We’re looking specifically at enzymatic browning and the effect of ethylene production here. If you want to dig much deeper, there’s a ton of academic research on bananas available online.
“Relationship between browning and the activities of polyphenol oxidase and phenylalanine ammonia lyase in banana peel during low temperature storage” anyone?
(Postharvest Biology and Technology – PDF link)
When fruits or vegetables are peeled or cut, enzymes contained in the plant cells are released. In the presence of oxygen from the air, the enzyme phenolase catalyses one step in the biochemical conversion of plant phenolic compounds to form brown pigments known as melanins. This reaction, called enzymatic browning, occurs readily at warm temperatures when the pH is between 5.0 and 7.0.
(Australian Institute of Food Science and Technology – PDF link.)
Ethylene promotes maturation and abscission of fruits. This has been known since early last century. Since 1934, it is known that plants themselves can produce ethylene. Many climacteric fruits such as apple, banana and tomato show a strong increase in ethylene levels at the late green or breaker stage. As a consequence of high ethylene chlorophyll is degraded and other pigments are being produced. This results in the typical color of the mature fruit peel. Activity of many maturation-related enzymes increases. Starch, organic acids and in some cases, such as avocado lipids, are mobilized and converted to sugars. Pectins, the main component of the middle lamella are degraded. The fruit softens. These metabolic activities are accompanied by a high respiration rate and consequently by high oxygen consumption. Ethylene levels are especially high in the separating tissues resulting in abscission of the fruit.
(Margret Sauter, University of Hamburg.)
Step 1: Preserve the Bunch: Wrap Stems with Plastic Wrap
To keep a bunch of bananas fresh for longer, wrap the stems in some plastic wrap. Re-cover the bananas with the wrap after removing one.This method prevents ethylene gas, produced naturally in the ripening process, from reaching other parts of the fruit and prematurely ripening it. This technique is hit or miss, as the coverage from the plastic wrap is unlikely to fully prevent contact with the ethylene gas. It’s certainly better than nothing, though.
This explains a few common tricks about using bananas to ripen other fruits like avocados. Or quick-ripening bananas by storing them all in a bag together. Ethylene is actually used in the banana production facilities to induce ripening at just the right time to ensure that you buy a bunch of yellow (or greenish yellow) from your local grocer.
(The next step is my preferred method, and the one that the science appears to back up with the most evidence.)
Step 2: Separate, then Wrap the Stems
Sure, wrapping the whole stem section works, but why keep the bananas together? Since most bananas on a bunch ripen at slightly different rates, your prematurely ripe bananas are going to put off more ethylene gas which will only serve to make ALL the bananas ripen that much faster.Divide and conquer! Separate the ripe fruit from the slightly-less-ripe, wrap their stems in plastic, then enjoy when you’re ready.
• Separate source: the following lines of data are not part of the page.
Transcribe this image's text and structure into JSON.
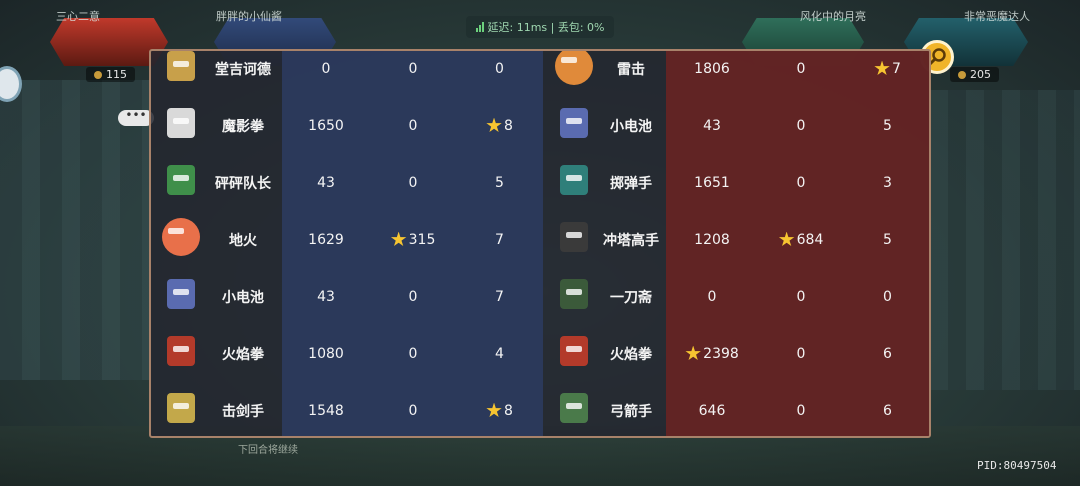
{
  "net": {
    "signal_icon": "signal-bars-icon",
    "text": "延迟: 11ms | 丢包: 0%"
  },
  "top": {
    "player_tl": "三心二意",
    "player_tl2": "胖胖的小仙酱",
    "player_tr2": "风化中的月亮",
    "player_tr": "非常恶魔达人",
    "coins_left": "115",
    "coins_right": "205"
  },
  "pid": "PID:80497504",
  "under_text": "下回合将继续",
  "colors": {
    "blue_team": "#2c3a5e",
    "red_team": "#662424",
    "star": "#f7c531",
    "border": "#a8826a"
  },
  "left_team": [
    {
      "avatar": "knight-avatar-icon",
      "name": "堂吉诃德",
      "damage": "0",
      "kills": "0",
      "kills_star": false,
      "mvp": "0",
      "mvp_star": false
    },
    {
      "avatar": "skull-fighter-avatar-icon",
      "name": "魔影拳",
      "damage": "1650",
      "kills": "0",
      "kills_star": false,
      "mvp": "8",
      "mvp_star": true
    },
    {
      "avatar": "captain-avatar-icon",
      "name": "砰砰队长",
      "damage": "43",
      "kills": "0",
      "kills_star": false,
      "mvp": "5",
      "mvp_star": false
    },
    {
      "avatar": "fireball-avatar-icon",
      "name": "地火",
      "damage": "1629",
      "kills": "315",
      "kills_star": true,
      "mvp": "7",
      "mvp_star": false
    },
    {
      "avatar": "battery-avatar-icon",
      "name": "小电池",
      "damage": "43",
      "kills": "0",
      "kills_star": false,
      "mvp": "7",
      "mvp_star": false
    },
    {
      "avatar": "flame-fist-avatar-icon",
      "name": "火焰拳",
      "damage": "1080",
      "kills": "0",
      "kills_star": false,
      "mvp": "4",
      "mvp_star": false
    },
    {
      "avatar": "swordsman-avatar-icon",
      "name": "击剑手",
      "damage": "1548",
      "kills": "0",
      "kills_star": false,
      "mvp": "8",
      "mvp_star": true
    }
  ],
  "right_team": [
    {
      "avatar": "thunder-orb-avatar-icon",
      "name": "雷击",
      "damage": "1806",
      "damage_star": false,
      "kills": "0",
      "kills_star": false,
      "mvp": "7",
      "mvp_star": true
    },
    {
      "avatar": "battery-avatar-icon",
      "name": "小电池",
      "damage": "43",
      "damage_star": false,
      "kills": "0",
      "kills_star": false,
      "mvp": "5",
      "mvp_star": false
    },
    {
      "avatar": "bomber-avatar-icon",
      "name": "掷弹手",
      "damage": "1651",
      "damage_star": false,
      "kills": "0",
      "kills_star": false,
      "mvp": "3",
      "mvp_star": false
    },
    {
      "avatar": "tower-avatar-icon",
      "name": "冲塔高手",
      "damage": "1208",
      "damage_star": false,
      "kills": "684",
      "kills_star": true,
      "mvp": "5",
      "mvp_star": false
    },
    {
      "avatar": "ninja-avatar-icon",
      "name": "一刀斋",
      "damage": "0",
      "damage_star": false,
      "kills": "0",
      "kills_star": false,
      "mvp": "0",
      "mvp_star": false
    },
    {
      "avatar": "flame-fist-avatar-icon",
      "name": "火焰拳",
      "damage": "2398",
      "damage_star": true,
      "kills": "0",
      "kills_star": false,
      "mvp": "6",
      "mvp_star": false
    },
    {
      "avatar": "archer-avatar-icon",
      "name": "弓箭手",
      "damage": "646",
      "damage_star": false,
      "kills": "0",
      "kills_star": false,
      "mvp": "6",
      "mvp_star": false
    }
  ]
}
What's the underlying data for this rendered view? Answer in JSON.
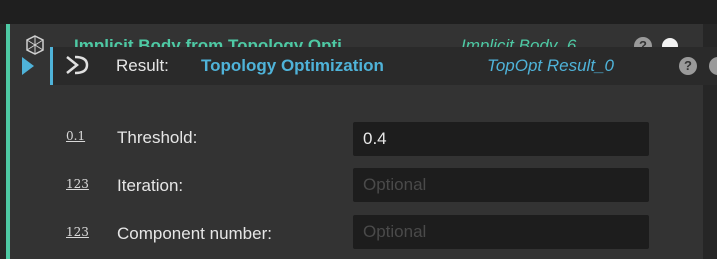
{
  "node": {
    "title": "Implicit Body from Topology Opti...",
    "subtitle": "Implicit Body_6",
    "help_label": "?",
    "accent_color": "#4ec9a4",
    "icon": "body-mesh-icon"
  },
  "input_result": {
    "label": "Result:",
    "value": "Topology Optimization",
    "subtitle": "TopOpt Result_0",
    "help_label": "?",
    "accent_color": "#4fb3d9",
    "icon": "topology-icon"
  },
  "fields": [
    {
      "type_icon": "0.1",
      "label": "Threshold:",
      "value": "0.4",
      "placeholder": ""
    },
    {
      "type_icon": "123",
      "label": "Iteration:",
      "value": "",
      "placeholder": "Optional"
    },
    {
      "type_icon": "123",
      "label": "Component number:",
      "value": "",
      "placeholder": "Optional"
    }
  ]
}
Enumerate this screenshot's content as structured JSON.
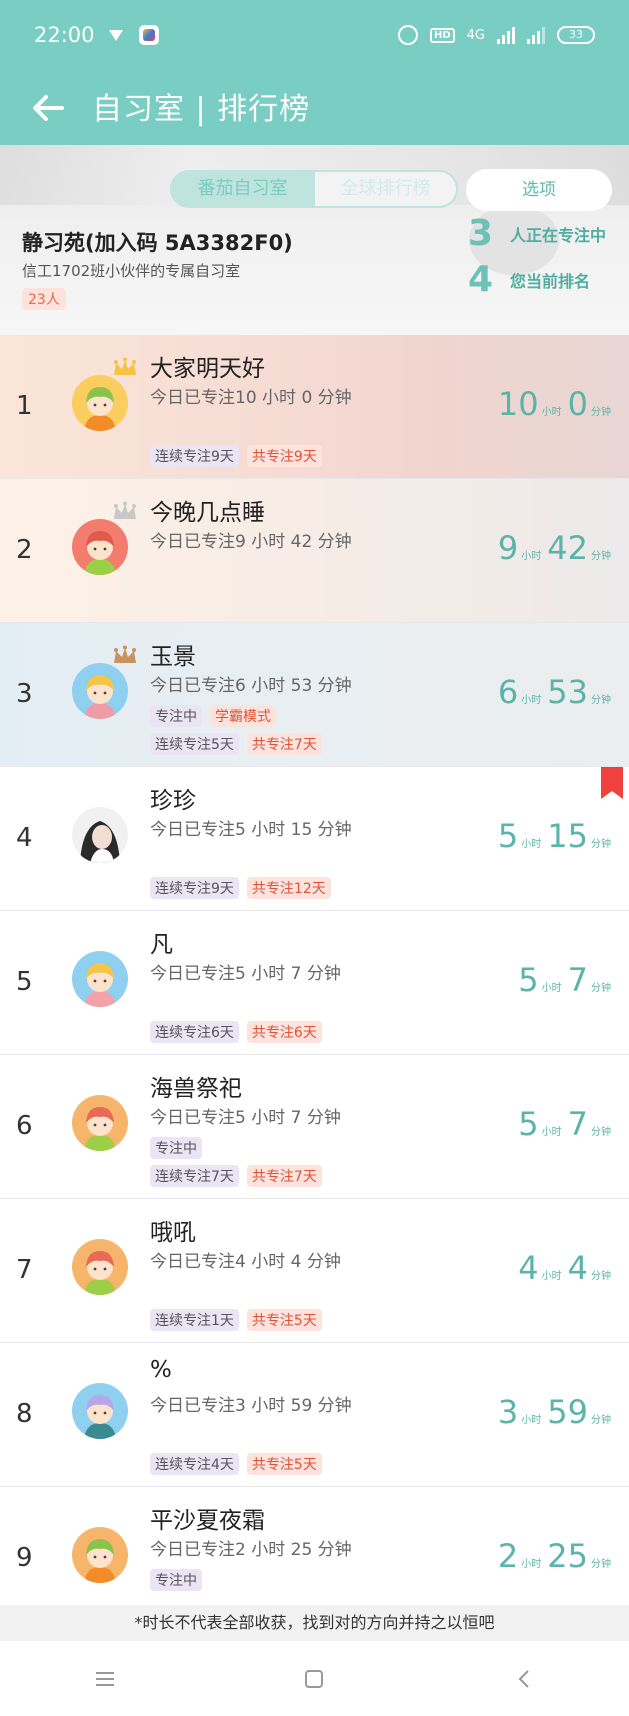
{
  "status": {
    "time": "22:00",
    "hd": "HD",
    "network": "4G",
    "battery": "33"
  },
  "appbar": {
    "title": "自习室 | 排行榜"
  },
  "tabs": {
    "tomato_room": "番茄自习室",
    "global_rank": "全球排行榜",
    "options": "选项"
  },
  "room": {
    "name": "静习苑(加入码 5A3382F0)",
    "description": "信工1702班小伙伴的专属自习室",
    "member_count": "23人",
    "focusing_num": "3",
    "focusing_label": "人正在专注中",
    "my_rank_num": "4",
    "my_rank_label": "您当前排名"
  },
  "units": {
    "hour": "小时",
    "minute": "分钟"
  },
  "colors": {
    "accent": "#79cdc2",
    "gold": "#f6c344",
    "silver": "#c8c8c8",
    "bronze": "#c8935e",
    "bookmark": "#f0413f"
  },
  "rows": [
    {
      "rank": "1",
      "name": "大家明天好",
      "today": "今日已专注10 小时 0 分钟",
      "hours": "10",
      "minutes": "0",
      "tags1": [],
      "tags2": [
        {
          "text": "连续专注9天",
          "kind": "purple"
        },
        {
          "text": "共专注9天",
          "kind": "red"
        }
      ],
      "crown": "gold-crown-icon"
    },
    {
      "rank": "2",
      "name": "今晚几点睡",
      "today": "今日已专注9 小时 42 分钟",
      "hours": "9",
      "minutes": "42",
      "tags1": [],
      "tags2": [],
      "crown": "silver-crown-icon"
    },
    {
      "rank": "3",
      "name": "玉景",
      "today": "今日已专注6 小时 53 分钟",
      "hours": "6",
      "minutes": "53",
      "tags1": [
        {
          "text": "专注中",
          "kind": "purple"
        },
        {
          "text": "学霸模式",
          "kind": "red"
        }
      ],
      "tags2": [
        {
          "text": "连续专注5天",
          "kind": "purple"
        },
        {
          "text": "共专注7天",
          "kind": "red"
        }
      ],
      "crown": "bronze-crown-icon"
    },
    {
      "rank": "4",
      "name": "珍珍",
      "today": "今日已专注5 小时 15 分钟",
      "hours": "5",
      "minutes": "15",
      "tags1": [],
      "tags2": [
        {
          "text": "连续专注9天",
          "kind": "purple"
        },
        {
          "text": "共专注12天",
          "kind": "red"
        }
      ],
      "crown": ""
    },
    {
      "rank": "5",
      "name": "凡",
      "today": "今日已专注5 小时 7 分钟",
      "hours": "5",
      "minutes": "7",
      "tags1": [],
      "tags2": [
        {
          "text": "连续专注6天",
          "kind": "purple"
        },
        {
          "text": "共专注6天",
          "kind": "red"
        }
      ],
      "crown": ""
    },
    {
      "rank": "6",
      "name": "海兽祭祀",
      "today": "今日已专注5 小时 7 分钟",
      "hours": "5",
      "minutes": "7",
      "tags1": [
        {
          "text": "专注中",
          "kind": "purple"
        }
      ],
      "tags2": [
        {
          "text": "连续专注7天",
          "kind": "purple"
        },
        {
          "text": "共专注7天",
          "kind": "red"
        }
      ],
      "crown": ""
    },
    {
      "rank": "7",
      "name": "哦吼",
      "today": "今日已专注4 小时 4 分钟",
      "hours": "4",
      "minutes": "4",
      "tags1": [],
      "tags2": [
        {
          "text": "连续专注1天",
          "kind": "purple"
        },
        {
          "text": "共专注5天",
          "kind": "red"
        }
      ],
      "crown": ""
    },
    {
      "rank": "8",
      "name": "%",
      "today": "今日已专注3 小时 59 分钟",
      "hours": "3",
      "minutes": "59",
      "tags1": [],
      "tags2": [
        {
          "text": "连续专注4天",
          "kind": "purple"
        },
        {
          "text": "共专注5天",
          "kind": "red"
        }
      ],
      "crown": ""
    },
    {
      "rank": "9",
      "name": "平沙夏夜霜",
      "today": "今日已专注2 小时 25 分钟",
      "hours": "2",
      "minutes": "25",
      "tags1": [
        {
          "text": "专注中",
          "kind": "purple"
        }
      ],
      "tags2": [],
      "crown": ""
    }
  ],
  "footer": {
    "note": "*时长不代表全部收获，找到对的方向并持之以恒吧"
  }
}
This should do a couple of things:
prevent ethylene gas from initiating the ripening process on under-ripe bananas
fully cover the stem to really forestall the off-gassing
make your bananas more convenient to grab and enjoy on the go
And if you’re bothered by the stem wrapper, try opening your bananas from the opposite end like a monkey. You’ll get fewer stringy bits and have a convenient handle to hold onto while you eat. Also, no awkwardness for that final bite.
Step 3: Keep Banana Slices Fresh
To prevent your banana slices from browning, you can use the same trick you’ve seen for apples: acid!Just toss your banana slices in some lemon juice to inhibit enzymatic browning. Full coverage, particularly on the cut sides, will help prevent the slices from turning brown. In addition to lemon juice, vinegar will also work. So would sulfuric acid, for that matter, but you probably don’t want to eat it afterwards.
The acid disrupts the enzymatic breakdown process and prevents your sweet, sweet banana slices from turning into mushy little brown hockey pucks.
A dab’ll do ya, so keep your acid in the teaspoon range. Or you’ll just have sour bananas.